LED Question

Foody

New member
I am looking at a 72x3 watt, 48 inch LED fixture to put over my 55gal. Can anyone tell me how the energy consumption of this fixture would compare to my current 36", 4 bulb, 156 watt T-5 fixture? My current fixture costs me about $1.50 per day or $45-$50 monthly. Thanks!
 
Well, if the LED setup you're looking at contains quality LED's, first off you're talking a bigtime increase in light over the tank. Like double or triple the amount of PAR, perhaps more depending on how they're arranged over the 55. 72 lamps over a 48x12" footprint is a significant amount. If you want an energy efficiency comparison, you'd need to compare to at least 6x54watt T5 or at least dual 175watt metal halides (more like dual 250s IMO). Furthermore your T5 fixture is not 100% efficient. Four 39watt lamps make you think 156 watts, but you loose efficiency in creating the proper voltages to drive the lamps within the ballast. If it's electronic, somewhere around the 15% loss, if it's magnetic, more like 30%. So your fixture is techincally drawing somewhere in the neighborhood of 180-200 watts from the wall. Not sure where/how you're getting the $1.50 per day, that seems high even estimating 156watts for 8 hours per day.

Ultimately to answer your question, your current fixture is drawing 180-200watts from the wall. The LED's would draw ~260watts from the wall while a dual 175 halide setup would draw ~420 watts, and a dual 250 halide would draw at least 600 watts. I used to have a dual 175watt halide setup over my 65g (36x18" footprint). I upgraded to 72 LEDs. My PAR values with the halides were ~300 at the surface and ~80 at the sand. With the LED's, I've got ~500 at the surface (highly variable though being so close to the lamps) and ~150 at the sand.
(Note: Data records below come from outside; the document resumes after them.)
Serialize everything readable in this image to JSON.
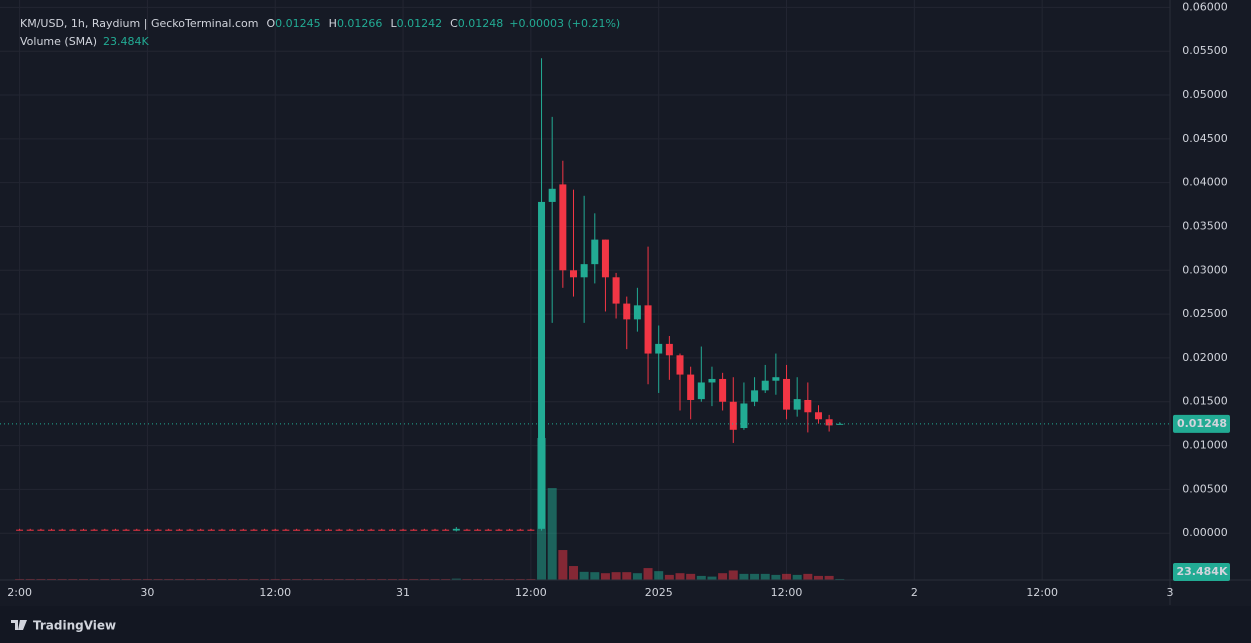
{
  "chart_data": {
    "type": "candlestick",
    "title": "KM/USD, 1h, Raydium | GeckoTerminal.com",
    "ohlc_legend": {
      "open_label": "O",
      "open": "0.01245",
      "high_label": "H",
      "high": "0.01266",
      "low_label": "L",
      "low": "0.01242",
      "close_label": "C",
      "close": "0.01248",
      "change": "+0.00003 (+0.21%)"
    },
    "volume_label": "Volume (SMA)",
    "volume_sma": "23.484K",
    "last_price": {
      "value": 0.01248,
      "label": "0.01248"
    },
    "footer": "TradingView",
    "up_color": "#22ab94",
    "down_color": "#f23645",
    "grid": true,
    "xlim": [
      -12.9,
      96
    ],
    "xticks": [
      {
        "value": -12,
        "label": "2:00"
      },
      {
        "value": 0,
        "label": "30"
      },
      {
        "value": 12,
        "label": "12:00"
      },
      {
        "value": 24,
        "label": "31"
      },
      {
        "value": 36,
        "label": "12:00"
      },
      {
        "value": 48,
        "label": "2025"
      },
      {
        "value": 60,
        "label": "12:00"
      },
      {
        "value": 72,
        "label": "2"
      },
      {
        "value": 84,
        "label": "12:00"
      },
      {
        "value": 96,
        "label": "3"
      }
    ],
    "ylim": [
      -0.00534,
      0.0597
    ],
    "yticks": [
      {
        "value": 0.06,
        "label": "0.06000"
      },
      {
        "value": 0.055,
        "label": "0.05500"
      },
      {
        "value": 0.05,
        "label": "0.05000"
      },
      {
        "value": 0.045,
        "label": "0.04500"
      },
      {
        "value": 0.04,
        "label": "0.04000"
      },
      {
        "value": 0.035,
        "label": "0.03500"
      },
      {
        "value": 0.03,
        "label": "0.03000"
      },
      {
        "value": 0.025,
        "label": "0.02500"
      },
      {
        "value": 0.02,
        "label": "0.02000"
      },
      {
        "value": 0.015,
        "label": "0.01500"
      },
      {
        "value": 0.01,
        "label": "0.01000"
      },
      {
        "value": 0.005,
        "label": "0.00500"
      },
      {
        "value": 0,
        "label": "0.00000"
      }
    ],
    "x": [
      -12,
      -11,
      -10,
      -9,
      -8,
      -7,
      -6,
      -5,
      -4,
      -3,
      -2,
      -1,
      0,
      1,
      2,
      3,
      4,
      5,
      6,
      7,
      8,
      9,
      10,
      11,
      12,
      13,
      14,
      15,
      16,
      17,
      18,
      19,
      20,
      21,
      22,
      23,
      24,
      25,
      26,
      27,
      28,
      29,
      30,
      31,
      32,
      33,
      34,
      35,
      36,
      37,
      38,
      39,
      40,
      41,
      42,
      43,
      44,
      45,
      46,
      47,
      48,
      49,
      50,
      51,
      52,
      53,
      54,
      55,
      56,
      57,
      58,
      59,
      60,
      61,
      62,
      63,
      64,
      65
    ],
    "open": [
      0.0004,
      0.0004,
      0.0004,
      0.0004,
      0.0004,
      0.0004,
      0.0004,
      0.0004,
      0.0004,
      0.0004,
      0.0004,
      0.0004,
      0.0004,
      0.0004,
      0.0004,
      0.0004,
      0.0004,
      0.0004,
      0.0004,
      0.0004,
      0.0004,
      0.0004,
      0.0004,
      0.0004,
      0.0004,
      0.0004,
      0.0004,
      0.0004,
      0.0004,
      0.0004,
      0.0004,
      0.0004,
      0.0004,
      0.0004,
      0.0004,
      0.0004,
      0.0004,
      0.0004,
      0.0004,
      0.0004,
      0.0004,
      0.0003,
      0.0004,
      0.0004,
      0.0004,
      0.0004,
      0.0004,
      0.0004,
      0.0004,
      0.0005,
      0.0378,
      0.0398,
      0.03,
      0.0292,
      0.0307,
      0.0335,
      0.0292,
      0.0262,
      0.0244,
      0.026,
      0.0205,
      0.0216,
      0.0203,
      0.0181,
      0.0153,
      0.0172,
      0.0176,
      0.015,
      0.012,
      0.015,
      0.0163,
      0.0174,
      0.0176,
      0.0141,
      0.0152,
      0.0138,
      0.013,
      0.01245
    ],
    "high": [
      0.0005,
      0.0005,
      0.0005,
      0.0005,
      0.0005,
      0.0005,
      0.0005,
      0.0005,
      0.0005,
      0.0005,
      0.0005,
      0.0005,
      0.0005,
      0.0005,
      0.0005,
      0.0005,
      0.0005,
      0.0005,
      0.0005,
      0.0005,
      0.0005,
      0.0005,
      0.0005,
      0.0005,
      0.0005,
      0.0005,
      0.0005,
      0.0005,
      0.0005,
      0.0005,
      0.0005,
      0.0005,
      0.0005,
      0.0005,
      0.0005,
      0.0005,
      0.0005,
      0.0005,
      0.0005,
      0.0005,
      0.0005,
      0.0007,
      0.0005,
      0.0005,
      0.0005,
      0.0005,
      0.0005,
      0.0005,
      0.0005,
      0.0542,
      0.0475,
      0.0425,
      0.0392,
      0.0385,
      0.0365,
      0.0335,
      0.0297,
      0.027,
      0.028,
      0.0327,
      0.0237,
      0.0225,
      0.0205,
      0.019,
      0.0213,
      0.019,
      0.0183,
      0.0178,
      0.0172,
      0.0178,
      0.0192,
      0.0205,
      0.0192,
      0.0178,
      0.0172,
      0.0146,
      0.0135,
      0.01266
    ],
    "low": [
      0.0003,
      0.0003,
      0.0003,
      0.0003,
      0.0003,
      0.0003,
      0.0003,
      0.0003,
      0.0003,
      0.0003,
      0.0003,
      0.0003,
      0.0003,
      0.0003,
      0.0003,
      0.0003,
      0.0003,
      0.0003,
      0.0003,
      0.0003,
      0.0003,
      0.0003,
      0.0003,
      0.0003,
      0.0003,
      0.0003,
      0.0003,
      0.0003,
      0.0003,
      0.0003,
      0.0003,
      0.0003,
      0.0003,
      0.0003,
      0.0003,
      0.0003,
      0.0003,
      0.0003,
      0.0003,
      0.0003,
      0.0003,
      0.0002,
      0.0003,
      0.0003,
      0.0003,
      0.0003,
      0.0003,
      0.0003,
      0.0003,
      0.0003,
      0.024,
      0.028,
      0.027,
      0.024,
      0.0285,
      0.0253,
      0.0245,
      0.021,
      0.023,
      0.017,
      0.016,
      0.0175,
      0.014,
      0.013,
      0.015,
      0.0145,
      0.014,
      0.0103,
      0.0118,
      0.0145,
      0.016,
      0.0158,
      0.013,
      0.0133,
      0.0115,
      0.0125,
      0.0116,
      0.01242
    ],
    "close": [
      0.0004,
      0.0004,
      0.0004,
      0.0004,
      0.0004,
      0.0004,
      0.0004,
      0.0004,
      0.0004,
      0.0004,
      0.0004,
      0.0004,
      0.0004,
      0.0004,
      0.0004,
      0.0004,
      0.0004,
      0.0004,
      0.0004,
      0.0004,
      0.0004,
      0.0004,
      0.0004,
      0.0004,
      0.0004,
      0.0004,
      0.0004,
      0.0004,
      0.0004,
      0.0004,
      0.0004,
      0.0004,
      0.0004,
      0.0004,
      0.0004,
      0.0004,
      0.0004,
      0.0004,
      0.0004,
      0.0004,
      0.0004,
      0.0005,
      0.0004,
      0.0004,
      0.0004,
      0.0004,
      0.0004,
      0.0004,
      0.0004,
      0.0378,
      0.0393,
      0.03,
      0.0292,
      0.0307,
      0.0335,
      0.0292,
      0.0262,
      0.0244,
      0.026,
      0.0205,
      0.0216,
      0.0203,
      0.0181,
      0.0152,
      0.0172,
      0.0176,
      0.015,
      0.0118,
      0.0148,
      0.0163,
      0.0174,
      0.0178,
      0.0141,
      0.0153,
      0.0138,
      0.013,
      0.0123,
      0.01248
    ],
    "volume": [
      3000,
      3000,
      3000,
      3000,
      3000,
      3000,
      3000,
      3000,
      3000,
      3000,
      3000,
      3000,
      3000,
      3000,
      3000,
      3000,
      3000,
      3000,
      3000,
      3000,
      3000,
      3000,
      3000,
      3000,
      3000,
      3000,
      3000,
      3000,
      3000,
      3000,
      3000,
      3000,
      3000,
      3000,
      3000,
      3000,
      3000,
      3000,
      3000,
      3000,
      3000,
      4000,
      3000,
      3000,
      3000,
      3000,
      3000,
      3000,
      3000,
      417000,
      270000,
      88000,
      41000,
      24000,
      23000,
      20000,
      23000,
      23000,
      20000,
      35000,
      26000,
      15000,
      20000,
      18000,
      12000,
      10000,
      20000,
      28000,
      18000,
      18000,
      18000,
      15000,
      18000,
      15000,
      18000,
      12000,
      12000,
      3000
    ]
  }
}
That's why I suggest that 72 3-watt lamps is more like a dual 250 setup when comparing LIGHT.

The discussion is never simple :)
 
Slightly more money, more than double the light for your corals. If you wanted the same amount of light, you could go with a fixture with fewer LED's
 
You can contact your power company to find out what they are charging you per kilowatthour, if you want more accurate estimates. It's pretty simple math from there. Should be somewhere around $.15 per kwhr
 
The money savings really comes in the way of bulb changing. I built my 6' LED fixture for under 1000. Which is cheaper than any non-LED facotry light alone. But had I gone with a standard 8 x 39w and 3 x 250w. That would be 350 in light bulbs every 10 months.